Farhan menarik kursi dan duduk di depannya. “Mikir apa?”
Naira menatapnya lama, lalu berkata, “Kamu tahu, kan, aku suka sama kamu?”
Farhan terdiam. Langsung. Tanpa basa-basi. Seperti biasa.
Dia menelan ludah. “Nggak usah diucapin juga, aku udah nebak.”
Naira tertawa kecil. “Tapi kamu nggak pernah jawab.”
Farhan menghela napas. “Karena aku nggak tahu jawabannya.”
Naira mengangguk pelan. “Aku ngerti.”
Lalu dia menatap Farhan, kali ini dengan sorot mata yang lebih dalam.
“Tapi aku juga tahu satu hal.”
“Apa?”
“Kamu bukan nggak suka sama aku.”
Farhan membuka mulut, tapi tidak ada kata yang keluar.
Karena, ya… dia tidak bisa membantah.
Naira menyandarkan punggungnya. “Aku tahu, Mas. Kamu orang yang hati-hati. Kamu nggak main-main soal perasaan.
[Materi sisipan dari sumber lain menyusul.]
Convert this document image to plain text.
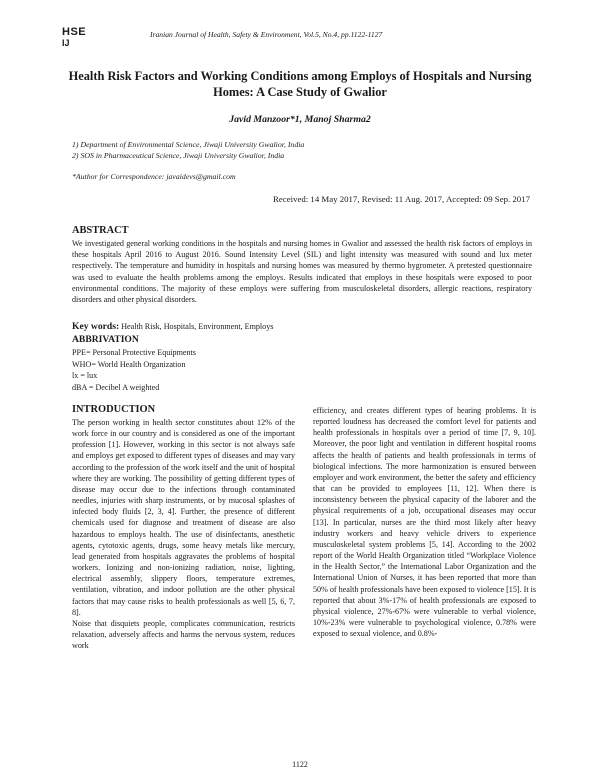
HSE
IJ
Iranian Journal of Health, Safety & Environment, Vol.5, No.4, pp.1122-1127
Health Risk Factors and Working Conditions among Employs of Hospitals and Nursing Homes: A Case Study of Gwalior
Javid Manzoor*1, Manoj Sharma2
1) Department of Environmental Science, Jiwaji University Gwalior, India
2) SOS in Pharmaceutical Science, Jiwaji University Gwalior, India
*Author for Correspondence: javaidevs@gmail.com
Received: 14 May 2017, Revised: 11 Aug. 2017, Accepted: 09 Sep. 2017
ABSTRACT
We investigated general working conditions in the hospitals and nursing homes in Gwalior and assessed the health risk factors of employs in these hospitals April 2016 to August 2016. Sound Intensity Level (SIL) and light intensity was measured with sound and lux meter respectively. The temperature and humidity in hospitals and nursing homes was measured by thermo hygrometer. A pretested questionnaire was used to evaluate the health problems among the employs. Results indicated that employs in these hospitals were exposed to poor environmental conditions. The majority of these employs were suffering from musculoskeletal disorders, allergic reactions, respiratory disorders and other physical disorders.
Key words: Health Risk, Hospitals, Environment, Employs
ABBRIVATION
PPE= Personal Protective Equipments
WHO= World Health Organization
lx = lux
dBA = Decibel A weighted
INTRODUCTION

The person working in health sector constitutes about 12% of the work force in our country and is considered as one of the important profession [1]. However, working in this sector is not always safe and employs get exposed to different types of diseases and may vary according to the profession of the work itself and the unit of hospital where they are working. The possibility of getting different types of disease may occur due to the infections through contaminated needles, injuries with sharp instruments, or by mucosal splashes of infected body fluids [2, 3, 4]. Further, the presence of different chemicals used for diagnose and treatment of disease are also hazardous to employs health. The use of disinfectants, anesthetic agents, cytotoxic agents, drugs, some heavy metals like mercury, lead generated from hospitals aggravates the problems of hospital workers. Ionizing and non-ionizing radiation, noise, lighting, electrical assembly, slippery floors, temperature extremes, ventilation, vibration, and indoor pollution are the other physical factors that may cause risks to health professionals as well [5, 6, 7, 8].

Noise that disquiets people, complicates communication, restricts relaxation, adversely affects and harms the nervous system, reduces work

efficiency, and creates different types of hearing problems. It is reported loudness has decreased the comfort level for patients and health professionals in hospitals over a period of time [7, 9, 10]. Moreover, the poor light and ventilation in different hospital rooms affects the health of patients and health professionals in terms of biological infections. The more harmonization is ensured between employer and work environment, the better the safety and efficiency that can be provided to employees [11, 12]. When there is inconsistency between the physical capacity of the laborer and the physical requirements of a job, occupational diseases may occur [13]. In particular, nurses are the third most likely after heavy industry workers and heavy vehicle drivers to experience musculoskeletal system problems [5, 14]. According to the 2002 report of the World Health Organization titled “Workplace Violence in the Health Sector,” the International Labor Organization and the International Union of Nurses, it has been reported that more than 50% of health professionals have been exposed to violence [15]. It is reported that about 3%-17% of health professionals are exposed to physical violence, 27%-67% were vulnerable to verbal violence, 10%-23% were vulnerable to psychological violence, 0.78% were exposed to sexual violence, and 0.8%-

1122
Dan mungkin itu kenapa kamu bingung.”
Farhan masih diam.
Lalu, untuk pertama kalinya, dia mencoba menghadapi sesuatu yang selama ini dia hindari.
Dia menatap Naira dalam-dalam, lalu berkata, “Aku nggak tahu harus gimana.”
Naira tersenyum. “Gimana kalau kita jalani aja? Tapi dalam koridor yang bener.”
Farhan mengerutkan kening. “Maksudnya?”
“Ya, kita berteman, tapi serius. Kita deket, tapi jaga batas. Kita saling suka, tapi nggak ngawur.”
Farhan menatapnya lama. Lalu, perlahan, dia mengangguk.
Naira tersenyum lebar. “Lihat? Nggak susah, kan?”
Farhan mendengus pelan. “Dengan kamu, kayaknya semua tetap bakal susah.”
Naira tertawa. “Ya, mungkin.”
Tapi kali ini, Farhan tidak merasa ingin lari.
Karena untuk pertama kalinya, dia tahu—jalan pulangnya selalu ada.
Jadi gitu, ya, sobat-sobat budiman. Cinta itu bukan soal ayo pacaran biar nggak kesepian, tapi gimana bisa suka sama seseorang tanpa lupa aturan mainnya. Farhan dan Naira mungkin bukan pasangan yang langsung klik dari awal, tapi mereka ngerti satu hal: kalau emang serius, ya jangan ngawur. Nah, sekarang giliran kamu. Udah siap buat jatuh cinta dalam koridor yang bener?